Grocers and manufacturers clash over high food prices
There’s a tug-of-war under way over food prices between U.S. supermarkets and giant food manufacturers such as Nestle, Unilever and Kellogg.
The nation’s big grocery chains contend that food manufacturers have raised prices too fast and too far, considering large drops in prices for fuel, corn, wheat and other important commodities in recent months.
The food companies disagree and say they are still coping with many rising prices themselves.
At issue are surging wholesale prices for products such as Nestle’s Dreyer’s Grand Ice Cream, which recently rose 14 percent even though the price farmers receive for milk — its main ingredient — has dropped more than 40 percent from a year ago.
Kraft raised the wholesale price of a box of its staple macaroni and cheese an average 9 percent in the past 12 months, according to several chains, despite 38 percent to 68 percent plunges in cheese and wheat prices. These increases factor in the growing practice by the manufacturers to shrink the contents without reducing wholesale prices.
The grocers are fuming. One large grocery company operating in Southern California has seen the wholesale price for a carton of Kellogg’s Corn Pops rise about 17 percent since June — despite a 33 percent plunge in corn prices from a year ago.

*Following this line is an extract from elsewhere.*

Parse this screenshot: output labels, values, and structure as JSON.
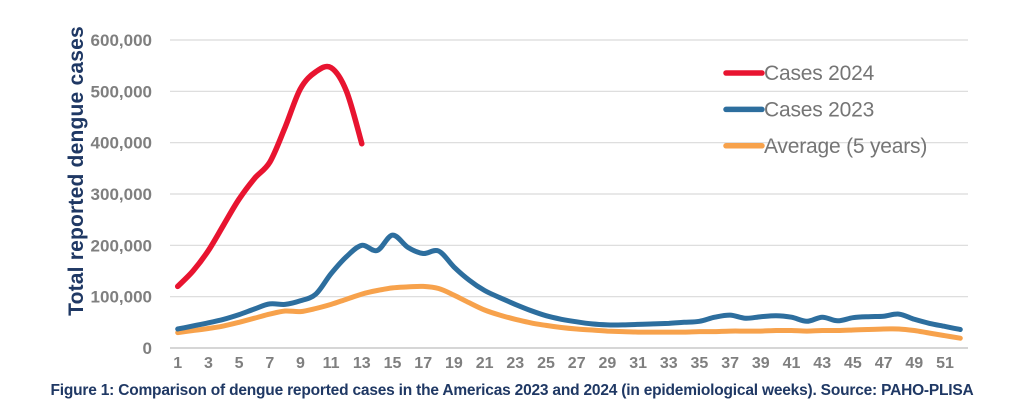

“It’s disingenuous to consumers that all commodity costs are coming down, interest rates are coming down, everything is coming down, and (the national brands) are taking their prices up,” Steven Burd, chief executive of Vons owner Safeway Inc., told investors last week. Jeff Noddle, chief executive of Supervalu Inc., described the conflict as “kind of a battleground with manufacturers right now. We are pressing for a reduction in prices.”
The cost of the raw goods that go into almost every food product have fallen by substantial amounts, said Jonathan Feeney, an analyst with Janney Montgomery Scott in Philadelphia.
The dropping price of grains “has widespread impact across food; not only are corn, soybeans and wheat key ingredients in products up and down the snack, cereal, soup, bakery and other aisles, but they also serve as key inputs in commodity protein and dairy production,” he wrote in a recent report to investors.
Unilever called the situation “complex” with pricing levels remaining “both volatile and unpredictable in the medium to long term.” Grocers said that Unilever last year increased the wholesale price of its Skippy peanut butter by about a nickel a jar after shrinking the contents of the container by almost 10 percent.